No. 8 maegashira Hokutofuji improved to 9-0 at the Autumn Grand Sumo Tournament on Monday, with No. 3 Tamawashi also coming out on top in his bout to stay a win back.
No. 4 Takayasu, No. 10 Nishikifuji and No. 14 Chiyoshoma all won to improve to 7-2, while no one from sumo's top four ranks has more than six wins as the crowd witnessed another day of upsets at Tokyo's Ryogoku Kokugikan.
Hokutofuji used his left hand to push the throat of Wakamotoharu (6-3) only to see the No. 6 rank-and-filer hold his ground and make a few steps forward.
But Hokutofuji quickly halted his opponent's attack and resumed charging forward, driving Wakamotoharu to the edge before slamming him down.
Tamawashi (8-1) more than matched a strong opening charge from Meisei (3-6) and pushed the backpedaling No. 2 around before crushing him out at the edge.
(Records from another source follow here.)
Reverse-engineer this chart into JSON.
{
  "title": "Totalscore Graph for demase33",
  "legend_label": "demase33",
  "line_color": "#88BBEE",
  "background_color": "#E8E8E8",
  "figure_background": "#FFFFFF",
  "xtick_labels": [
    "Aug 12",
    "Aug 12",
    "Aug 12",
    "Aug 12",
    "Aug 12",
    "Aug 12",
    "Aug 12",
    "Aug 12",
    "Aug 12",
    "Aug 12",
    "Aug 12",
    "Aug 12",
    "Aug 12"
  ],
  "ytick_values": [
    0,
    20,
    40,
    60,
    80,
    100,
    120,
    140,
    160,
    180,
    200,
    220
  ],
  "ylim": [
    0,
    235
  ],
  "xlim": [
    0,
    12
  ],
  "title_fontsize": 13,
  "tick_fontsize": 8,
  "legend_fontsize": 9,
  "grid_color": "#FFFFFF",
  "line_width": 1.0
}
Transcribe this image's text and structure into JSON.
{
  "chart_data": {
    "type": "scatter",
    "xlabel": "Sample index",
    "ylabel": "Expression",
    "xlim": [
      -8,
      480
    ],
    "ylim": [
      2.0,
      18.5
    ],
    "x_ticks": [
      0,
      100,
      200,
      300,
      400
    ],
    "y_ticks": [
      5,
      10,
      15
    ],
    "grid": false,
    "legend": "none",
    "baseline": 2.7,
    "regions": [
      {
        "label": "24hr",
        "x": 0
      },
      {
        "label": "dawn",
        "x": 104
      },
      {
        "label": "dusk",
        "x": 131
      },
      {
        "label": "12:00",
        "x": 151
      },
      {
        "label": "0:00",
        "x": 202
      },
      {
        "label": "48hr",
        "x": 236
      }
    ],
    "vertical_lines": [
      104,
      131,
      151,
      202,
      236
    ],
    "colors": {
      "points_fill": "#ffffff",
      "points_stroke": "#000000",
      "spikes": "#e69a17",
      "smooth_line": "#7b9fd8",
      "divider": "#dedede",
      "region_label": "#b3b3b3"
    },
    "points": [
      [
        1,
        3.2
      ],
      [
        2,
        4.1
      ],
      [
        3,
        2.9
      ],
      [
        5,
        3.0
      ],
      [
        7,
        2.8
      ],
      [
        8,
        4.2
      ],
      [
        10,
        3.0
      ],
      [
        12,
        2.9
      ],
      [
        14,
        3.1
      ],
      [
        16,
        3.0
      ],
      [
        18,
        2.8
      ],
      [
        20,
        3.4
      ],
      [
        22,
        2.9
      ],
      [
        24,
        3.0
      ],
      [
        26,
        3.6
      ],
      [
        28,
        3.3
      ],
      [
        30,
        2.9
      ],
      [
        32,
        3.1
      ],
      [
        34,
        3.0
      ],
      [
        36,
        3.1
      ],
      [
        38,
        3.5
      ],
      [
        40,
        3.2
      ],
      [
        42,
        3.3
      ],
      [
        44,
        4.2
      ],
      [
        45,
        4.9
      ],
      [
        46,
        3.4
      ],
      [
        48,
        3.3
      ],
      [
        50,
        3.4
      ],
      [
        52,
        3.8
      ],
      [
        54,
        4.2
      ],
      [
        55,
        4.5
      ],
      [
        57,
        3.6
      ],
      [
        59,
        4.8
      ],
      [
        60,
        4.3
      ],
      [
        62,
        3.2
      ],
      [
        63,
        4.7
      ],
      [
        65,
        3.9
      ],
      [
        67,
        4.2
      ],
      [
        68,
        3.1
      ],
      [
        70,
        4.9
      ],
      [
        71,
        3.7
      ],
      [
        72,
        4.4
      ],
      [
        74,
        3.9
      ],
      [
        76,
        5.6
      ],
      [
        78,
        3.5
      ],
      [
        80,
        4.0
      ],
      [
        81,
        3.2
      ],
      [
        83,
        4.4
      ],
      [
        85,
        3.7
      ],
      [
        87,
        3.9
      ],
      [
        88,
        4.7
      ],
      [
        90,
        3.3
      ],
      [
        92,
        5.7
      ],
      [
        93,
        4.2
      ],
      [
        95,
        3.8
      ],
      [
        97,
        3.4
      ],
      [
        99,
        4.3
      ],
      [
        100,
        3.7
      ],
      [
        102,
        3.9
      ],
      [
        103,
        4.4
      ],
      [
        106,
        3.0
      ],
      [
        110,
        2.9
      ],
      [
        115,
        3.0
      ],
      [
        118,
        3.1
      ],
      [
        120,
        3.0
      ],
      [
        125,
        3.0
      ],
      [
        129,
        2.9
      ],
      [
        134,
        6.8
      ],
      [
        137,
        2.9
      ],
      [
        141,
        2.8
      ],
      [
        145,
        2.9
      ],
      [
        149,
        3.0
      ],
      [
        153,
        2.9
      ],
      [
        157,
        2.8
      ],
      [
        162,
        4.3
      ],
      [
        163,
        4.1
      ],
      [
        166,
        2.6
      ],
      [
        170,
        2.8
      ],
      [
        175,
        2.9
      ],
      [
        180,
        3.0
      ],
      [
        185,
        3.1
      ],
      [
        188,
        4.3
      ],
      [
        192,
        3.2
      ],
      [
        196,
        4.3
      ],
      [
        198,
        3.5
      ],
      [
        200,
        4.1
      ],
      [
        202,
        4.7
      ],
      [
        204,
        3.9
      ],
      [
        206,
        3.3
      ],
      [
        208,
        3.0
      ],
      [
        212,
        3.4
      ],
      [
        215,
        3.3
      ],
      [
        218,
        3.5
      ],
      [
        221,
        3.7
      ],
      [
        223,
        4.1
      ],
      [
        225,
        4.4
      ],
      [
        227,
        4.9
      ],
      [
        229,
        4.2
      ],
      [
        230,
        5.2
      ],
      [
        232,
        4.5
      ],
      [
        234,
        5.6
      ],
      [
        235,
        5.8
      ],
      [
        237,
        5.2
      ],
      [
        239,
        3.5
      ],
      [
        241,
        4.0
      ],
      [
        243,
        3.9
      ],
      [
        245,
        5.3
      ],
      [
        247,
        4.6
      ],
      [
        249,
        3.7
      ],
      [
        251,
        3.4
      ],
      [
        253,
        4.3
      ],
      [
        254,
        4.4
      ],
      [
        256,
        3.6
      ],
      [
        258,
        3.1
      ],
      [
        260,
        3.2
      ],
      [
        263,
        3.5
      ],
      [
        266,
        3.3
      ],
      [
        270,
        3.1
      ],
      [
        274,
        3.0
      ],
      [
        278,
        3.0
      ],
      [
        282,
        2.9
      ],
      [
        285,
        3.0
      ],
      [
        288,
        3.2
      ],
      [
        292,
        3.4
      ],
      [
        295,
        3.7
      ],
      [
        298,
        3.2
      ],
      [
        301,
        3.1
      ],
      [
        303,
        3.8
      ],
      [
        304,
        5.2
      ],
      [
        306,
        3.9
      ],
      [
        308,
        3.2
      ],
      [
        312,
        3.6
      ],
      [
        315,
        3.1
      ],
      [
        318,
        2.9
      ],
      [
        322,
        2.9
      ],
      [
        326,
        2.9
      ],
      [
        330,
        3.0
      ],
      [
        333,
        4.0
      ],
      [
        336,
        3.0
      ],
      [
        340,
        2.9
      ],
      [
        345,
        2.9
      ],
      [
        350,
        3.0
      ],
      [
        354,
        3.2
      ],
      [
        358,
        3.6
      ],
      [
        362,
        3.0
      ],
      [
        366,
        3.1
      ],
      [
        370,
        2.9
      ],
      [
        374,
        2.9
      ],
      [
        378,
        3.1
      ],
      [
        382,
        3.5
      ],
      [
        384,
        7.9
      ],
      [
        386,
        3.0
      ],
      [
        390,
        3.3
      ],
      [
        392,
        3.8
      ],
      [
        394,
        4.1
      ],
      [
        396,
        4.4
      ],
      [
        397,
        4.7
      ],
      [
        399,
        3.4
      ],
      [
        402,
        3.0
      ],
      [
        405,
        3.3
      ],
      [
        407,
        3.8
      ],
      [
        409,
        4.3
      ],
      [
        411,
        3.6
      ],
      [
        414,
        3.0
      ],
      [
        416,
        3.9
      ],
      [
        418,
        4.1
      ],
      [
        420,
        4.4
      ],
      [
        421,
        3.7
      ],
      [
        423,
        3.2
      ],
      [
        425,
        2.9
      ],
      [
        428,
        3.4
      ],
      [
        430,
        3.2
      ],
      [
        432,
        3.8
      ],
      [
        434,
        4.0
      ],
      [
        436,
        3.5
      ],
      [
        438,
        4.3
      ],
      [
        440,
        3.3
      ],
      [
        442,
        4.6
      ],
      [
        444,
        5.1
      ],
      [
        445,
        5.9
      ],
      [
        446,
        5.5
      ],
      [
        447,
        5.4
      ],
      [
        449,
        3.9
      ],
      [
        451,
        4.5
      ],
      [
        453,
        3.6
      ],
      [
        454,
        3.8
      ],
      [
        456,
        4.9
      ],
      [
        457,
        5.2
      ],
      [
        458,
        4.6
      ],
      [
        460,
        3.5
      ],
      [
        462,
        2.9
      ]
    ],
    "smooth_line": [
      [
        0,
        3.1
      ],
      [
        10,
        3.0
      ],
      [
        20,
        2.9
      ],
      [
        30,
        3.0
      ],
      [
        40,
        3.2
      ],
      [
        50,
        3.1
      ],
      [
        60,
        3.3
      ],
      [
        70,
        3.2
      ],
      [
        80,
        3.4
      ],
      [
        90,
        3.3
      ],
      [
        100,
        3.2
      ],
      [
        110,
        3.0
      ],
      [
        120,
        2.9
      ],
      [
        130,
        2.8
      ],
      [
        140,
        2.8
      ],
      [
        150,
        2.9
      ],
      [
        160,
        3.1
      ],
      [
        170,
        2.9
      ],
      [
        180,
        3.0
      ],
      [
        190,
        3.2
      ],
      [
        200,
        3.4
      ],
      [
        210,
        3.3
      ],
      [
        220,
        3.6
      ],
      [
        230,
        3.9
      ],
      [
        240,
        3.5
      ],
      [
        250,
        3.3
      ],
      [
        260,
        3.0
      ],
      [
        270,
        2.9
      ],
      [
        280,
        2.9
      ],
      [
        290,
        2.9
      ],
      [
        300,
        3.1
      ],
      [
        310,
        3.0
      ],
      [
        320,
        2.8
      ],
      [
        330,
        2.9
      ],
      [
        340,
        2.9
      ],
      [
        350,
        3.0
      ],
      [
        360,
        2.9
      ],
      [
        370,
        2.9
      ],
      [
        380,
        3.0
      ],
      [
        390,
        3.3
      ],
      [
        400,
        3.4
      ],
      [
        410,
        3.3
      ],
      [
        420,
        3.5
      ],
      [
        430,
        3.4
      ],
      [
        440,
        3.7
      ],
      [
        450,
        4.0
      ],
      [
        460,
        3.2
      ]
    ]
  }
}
Yokozuna Terunofuji (5-4) was handed another loss as the grand champion failed to muster his usual tenacity, as former ozeki Takayasu (7-2) outlasted the yokozuna and pushed him out.
All three ozeki also lost. Takakeisho (6-3) took a step backward in the title race after his opening drive lacked the power to oust komusubi Kiribayama (6-3).
Kiribayama grabbed the front side of Takakeisho's belt with both hands to go on the offensive, the ozeki lost his footing, and fell backward in a crush-out defeat.
Shodai (1-8) lost his eighth straight bout to ensure a losing record at the 15-day tournament, failing to exploit his height and weight advantage against stocky but creative No. 3 Ura (6-3), who pulled him down.
The ozeki will need eight wins to keep his rank in November in Fukuoka, while demotion-threatened Mitakeumi (3-6), who needs eight wins here, could fall from the ozeki ranks at this tourney after showing little grit in a one-sided thrust-out defeat against sekiwake Daieisho (3-6).
Wakatakakage (6-3) won his sixth straight bout as the sekiwake kept No. 4 Nishikigi (4-5) off his belt en route to a solid force-out win.
Sekiwake Hoshoryu (4-5) quickly reeled off a right underarm throw but was upended instead when No. 5 Sadanoumi (5-4) countered with a left overarm throw.
Giant komusubi Ichinojo (3-6) scraped past diminutive No. 1 Midorifuji (4-5), July's Nagoya meet champion grabbing overarm belt holds with both hands following a long standstill to secure a force-out win.